與《女史箴圖》的情況相似,我們二人在研究這套畫時的出發(fā)點和分析方法并不相同,在結論上也有相悖之處(如對于圖中女像是否為真實人物肖像的看法)。但二文在一個關鍵問題上提出了相同的看法,并在論述上相互補充:楊新和我都注意到畫中墻上懸掛的題詩全部是雍正自己的書法作品并鈐有他的印章,由此也都強調(diào)雍正對此畫制作的親自參與和他在畫中的隱身在場。但楊新為這個結論提出了一個我此前不知的關鍵證據(jù):他仔細地查閱了雍正的《世宗憲皇帝御制文集》,在里面發(fā)現(xiàn)了畫中題詩的對應版本。如“把鏡”一幅中的女子身后露出一扇屏風,上面用草書寫著兩首七言詩 :“ 寒玉蕭蕭風滿枝,新泉細火待茶遲。自驚歲暮頻臨鏡,只恐紅顏減舊時。/ 曉妝楚楚意深□,□少情懷倩竹吟, 風調(diào)每憐誰識得,分明對面有□心?!保ā鯙楸划嬛蟹鹗终谏w的文字)楊新在《 世宗憲皇帝御制文集》卷二十六中找到這兩首詩的定本:“手摘寒梅檻畔枝,新香細蕊上簪遲。翠鬟梳就頻臨鏡,只覺紅顏減舊時。/ 曉妝髻扦碧瑤簪,多少情懷倩竹吟。風調(diào)每憐誰解會,分明對面有知心。” 類似例子也見于“展書”一幅。由于這些詩作在雍正《御制文集》中題為《美人把鏡圖》和《美人展書圖》,在我看來也幫助確定了畫中女子理想化“美人”的身份。這一通過出版物進行的學術交流促進了我對這套畫的認識,在去年出版的《中國繪畫中的“女性空間”》里,我特別提到了楊新的貢獻。
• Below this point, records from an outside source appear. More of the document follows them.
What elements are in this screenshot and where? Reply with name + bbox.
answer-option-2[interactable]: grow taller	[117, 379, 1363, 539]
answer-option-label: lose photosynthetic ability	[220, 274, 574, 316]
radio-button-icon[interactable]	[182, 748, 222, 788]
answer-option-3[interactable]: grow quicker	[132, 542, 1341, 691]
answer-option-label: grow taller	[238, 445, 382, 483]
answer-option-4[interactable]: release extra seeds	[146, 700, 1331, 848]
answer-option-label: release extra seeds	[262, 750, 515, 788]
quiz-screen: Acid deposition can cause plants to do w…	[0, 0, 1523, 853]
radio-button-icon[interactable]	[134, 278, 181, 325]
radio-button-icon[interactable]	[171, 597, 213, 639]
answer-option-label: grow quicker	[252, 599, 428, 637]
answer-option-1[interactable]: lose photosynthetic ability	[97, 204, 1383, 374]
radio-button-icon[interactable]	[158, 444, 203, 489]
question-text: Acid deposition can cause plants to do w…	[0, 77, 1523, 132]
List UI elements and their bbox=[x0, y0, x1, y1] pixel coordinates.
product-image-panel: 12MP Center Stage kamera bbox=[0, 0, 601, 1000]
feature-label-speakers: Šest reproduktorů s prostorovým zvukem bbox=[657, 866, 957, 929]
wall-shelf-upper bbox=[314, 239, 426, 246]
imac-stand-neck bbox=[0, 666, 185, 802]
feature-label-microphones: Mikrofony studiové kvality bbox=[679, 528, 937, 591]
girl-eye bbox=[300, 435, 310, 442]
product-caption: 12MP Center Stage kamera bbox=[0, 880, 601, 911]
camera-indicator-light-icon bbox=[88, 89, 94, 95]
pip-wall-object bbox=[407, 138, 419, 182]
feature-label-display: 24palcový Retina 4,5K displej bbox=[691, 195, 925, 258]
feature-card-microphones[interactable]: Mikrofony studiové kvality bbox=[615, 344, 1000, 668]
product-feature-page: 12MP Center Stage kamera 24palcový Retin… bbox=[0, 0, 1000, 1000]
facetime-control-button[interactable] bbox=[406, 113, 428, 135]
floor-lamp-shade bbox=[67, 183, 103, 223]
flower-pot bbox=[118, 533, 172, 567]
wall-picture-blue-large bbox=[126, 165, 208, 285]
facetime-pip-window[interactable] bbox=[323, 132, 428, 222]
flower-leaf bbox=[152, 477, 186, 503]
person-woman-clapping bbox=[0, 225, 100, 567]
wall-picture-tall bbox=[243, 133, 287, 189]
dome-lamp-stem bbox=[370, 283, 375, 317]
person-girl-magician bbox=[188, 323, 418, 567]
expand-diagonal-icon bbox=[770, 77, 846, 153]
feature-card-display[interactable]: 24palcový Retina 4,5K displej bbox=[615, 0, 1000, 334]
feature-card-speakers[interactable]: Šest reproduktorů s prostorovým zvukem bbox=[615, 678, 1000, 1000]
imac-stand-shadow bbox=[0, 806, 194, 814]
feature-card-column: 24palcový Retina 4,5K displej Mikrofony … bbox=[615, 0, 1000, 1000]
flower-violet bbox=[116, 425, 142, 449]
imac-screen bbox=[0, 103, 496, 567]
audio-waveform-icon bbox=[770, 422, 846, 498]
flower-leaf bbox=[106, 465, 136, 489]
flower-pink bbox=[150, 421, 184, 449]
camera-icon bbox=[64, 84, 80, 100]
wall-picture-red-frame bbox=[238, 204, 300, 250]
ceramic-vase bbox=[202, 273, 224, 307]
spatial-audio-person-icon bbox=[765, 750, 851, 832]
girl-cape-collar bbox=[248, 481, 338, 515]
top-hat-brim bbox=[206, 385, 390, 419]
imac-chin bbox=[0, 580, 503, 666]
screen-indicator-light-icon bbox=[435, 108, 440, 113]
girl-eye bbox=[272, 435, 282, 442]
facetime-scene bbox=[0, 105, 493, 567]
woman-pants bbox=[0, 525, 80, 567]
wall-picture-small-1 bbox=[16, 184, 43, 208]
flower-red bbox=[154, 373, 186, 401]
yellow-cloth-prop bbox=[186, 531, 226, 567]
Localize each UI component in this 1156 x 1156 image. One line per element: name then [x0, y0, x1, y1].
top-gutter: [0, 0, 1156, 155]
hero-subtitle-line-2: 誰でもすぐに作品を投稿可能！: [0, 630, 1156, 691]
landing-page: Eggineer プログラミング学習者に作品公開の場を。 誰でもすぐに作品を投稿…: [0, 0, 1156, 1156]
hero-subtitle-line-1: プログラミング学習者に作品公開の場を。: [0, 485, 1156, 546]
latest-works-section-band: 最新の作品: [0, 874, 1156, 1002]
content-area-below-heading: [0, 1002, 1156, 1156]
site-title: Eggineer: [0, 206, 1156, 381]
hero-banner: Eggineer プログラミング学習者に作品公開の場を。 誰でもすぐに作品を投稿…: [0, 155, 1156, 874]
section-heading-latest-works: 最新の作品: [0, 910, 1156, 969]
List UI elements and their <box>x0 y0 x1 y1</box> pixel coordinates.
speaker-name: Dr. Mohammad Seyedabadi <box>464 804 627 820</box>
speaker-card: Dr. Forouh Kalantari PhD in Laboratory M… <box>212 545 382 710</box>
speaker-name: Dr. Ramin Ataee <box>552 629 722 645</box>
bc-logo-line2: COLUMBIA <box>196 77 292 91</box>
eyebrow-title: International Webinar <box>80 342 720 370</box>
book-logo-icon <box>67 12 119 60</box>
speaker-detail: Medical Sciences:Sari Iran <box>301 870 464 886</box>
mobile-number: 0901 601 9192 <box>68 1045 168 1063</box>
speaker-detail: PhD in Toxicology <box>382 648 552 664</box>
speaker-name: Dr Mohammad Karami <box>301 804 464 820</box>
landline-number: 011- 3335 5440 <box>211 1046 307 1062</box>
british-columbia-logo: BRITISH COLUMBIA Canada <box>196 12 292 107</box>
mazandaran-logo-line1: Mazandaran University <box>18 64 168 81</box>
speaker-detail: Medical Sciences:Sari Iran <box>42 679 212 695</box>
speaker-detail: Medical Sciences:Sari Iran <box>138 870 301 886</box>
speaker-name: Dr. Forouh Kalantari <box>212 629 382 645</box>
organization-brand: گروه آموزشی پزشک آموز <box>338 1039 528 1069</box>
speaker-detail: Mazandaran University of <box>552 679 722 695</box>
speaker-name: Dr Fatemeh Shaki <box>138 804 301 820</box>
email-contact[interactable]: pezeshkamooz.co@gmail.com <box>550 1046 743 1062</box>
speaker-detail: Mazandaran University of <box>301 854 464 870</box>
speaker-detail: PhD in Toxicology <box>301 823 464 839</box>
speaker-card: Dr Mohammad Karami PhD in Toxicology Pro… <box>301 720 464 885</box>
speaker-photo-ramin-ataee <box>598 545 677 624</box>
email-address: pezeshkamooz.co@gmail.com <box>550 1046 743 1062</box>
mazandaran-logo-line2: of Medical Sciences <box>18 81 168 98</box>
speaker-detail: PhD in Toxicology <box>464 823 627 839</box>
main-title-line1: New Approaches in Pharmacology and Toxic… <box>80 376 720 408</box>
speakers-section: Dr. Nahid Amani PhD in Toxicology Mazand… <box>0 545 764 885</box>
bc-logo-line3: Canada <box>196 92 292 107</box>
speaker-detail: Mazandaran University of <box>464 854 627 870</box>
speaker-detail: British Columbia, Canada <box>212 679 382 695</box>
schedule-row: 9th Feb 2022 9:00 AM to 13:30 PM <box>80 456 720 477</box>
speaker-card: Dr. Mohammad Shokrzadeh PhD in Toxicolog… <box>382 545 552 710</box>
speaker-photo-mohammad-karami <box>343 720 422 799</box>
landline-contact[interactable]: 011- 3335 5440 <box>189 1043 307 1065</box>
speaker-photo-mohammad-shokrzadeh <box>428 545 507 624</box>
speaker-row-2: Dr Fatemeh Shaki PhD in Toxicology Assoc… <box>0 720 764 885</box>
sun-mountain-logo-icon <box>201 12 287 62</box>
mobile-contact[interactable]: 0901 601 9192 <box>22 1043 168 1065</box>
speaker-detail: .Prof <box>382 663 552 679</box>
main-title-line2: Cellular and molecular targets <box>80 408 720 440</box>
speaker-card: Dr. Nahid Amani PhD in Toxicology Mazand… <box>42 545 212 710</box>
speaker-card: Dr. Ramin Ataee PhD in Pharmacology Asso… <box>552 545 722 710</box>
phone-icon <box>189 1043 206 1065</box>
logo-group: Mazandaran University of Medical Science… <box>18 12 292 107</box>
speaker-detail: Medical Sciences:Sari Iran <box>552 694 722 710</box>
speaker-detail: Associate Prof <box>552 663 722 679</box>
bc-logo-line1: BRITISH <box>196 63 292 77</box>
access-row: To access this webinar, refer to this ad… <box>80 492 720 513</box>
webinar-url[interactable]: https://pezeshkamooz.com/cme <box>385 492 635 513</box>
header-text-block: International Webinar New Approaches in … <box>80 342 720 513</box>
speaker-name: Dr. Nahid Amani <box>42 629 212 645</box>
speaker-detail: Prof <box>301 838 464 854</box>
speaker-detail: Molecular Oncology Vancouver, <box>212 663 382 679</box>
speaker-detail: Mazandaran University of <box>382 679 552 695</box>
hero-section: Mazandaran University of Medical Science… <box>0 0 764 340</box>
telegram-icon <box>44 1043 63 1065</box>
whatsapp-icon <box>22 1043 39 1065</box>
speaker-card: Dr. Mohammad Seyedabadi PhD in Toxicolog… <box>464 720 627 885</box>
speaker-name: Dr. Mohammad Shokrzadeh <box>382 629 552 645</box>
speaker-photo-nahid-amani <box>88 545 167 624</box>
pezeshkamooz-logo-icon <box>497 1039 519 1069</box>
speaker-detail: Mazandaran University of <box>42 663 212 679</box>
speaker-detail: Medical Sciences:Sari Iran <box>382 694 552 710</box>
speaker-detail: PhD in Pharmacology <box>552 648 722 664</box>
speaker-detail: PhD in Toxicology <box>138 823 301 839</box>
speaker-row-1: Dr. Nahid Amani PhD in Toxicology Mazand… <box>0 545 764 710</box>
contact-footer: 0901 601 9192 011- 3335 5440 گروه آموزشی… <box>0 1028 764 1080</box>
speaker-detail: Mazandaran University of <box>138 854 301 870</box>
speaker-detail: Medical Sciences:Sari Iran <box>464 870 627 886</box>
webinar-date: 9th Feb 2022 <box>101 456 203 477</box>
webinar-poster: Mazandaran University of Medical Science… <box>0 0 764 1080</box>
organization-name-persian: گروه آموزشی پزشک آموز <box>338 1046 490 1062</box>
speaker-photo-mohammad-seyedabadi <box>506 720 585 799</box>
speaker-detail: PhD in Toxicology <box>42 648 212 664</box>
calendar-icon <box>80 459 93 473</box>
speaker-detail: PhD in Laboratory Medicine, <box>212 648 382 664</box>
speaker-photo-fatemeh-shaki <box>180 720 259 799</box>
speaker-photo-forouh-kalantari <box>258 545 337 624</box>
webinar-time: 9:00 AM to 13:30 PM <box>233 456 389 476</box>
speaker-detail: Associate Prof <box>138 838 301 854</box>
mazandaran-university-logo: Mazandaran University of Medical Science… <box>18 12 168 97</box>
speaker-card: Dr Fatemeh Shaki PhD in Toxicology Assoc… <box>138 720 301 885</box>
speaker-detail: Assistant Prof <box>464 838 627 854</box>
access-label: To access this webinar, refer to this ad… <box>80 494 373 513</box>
楊新走了。但他留下來的學術遺產(chǎn)仍在,仍然是我們和他繼續(xù)進行思想交流的基礎。這篇回顧使我意識到,我們近六十年的相識經(jīng)歷是如此貼切地沿循著時代的變化而變化,但時代的潮流和時間的間隔并未掩蓋作為個人的楊新的存在—他的面容在我的印象中仍是那樣清晰,他的著作就立在我身旁的書架上,查閱時伸手就能取下。他因此沒有真正離去,也不會離去。從同學到同事,從一紙之隔的近鄰到不期而遇的神交,我對他的懷念不會消逝,因為這是我們曾經(jīng)分享過的生活本身。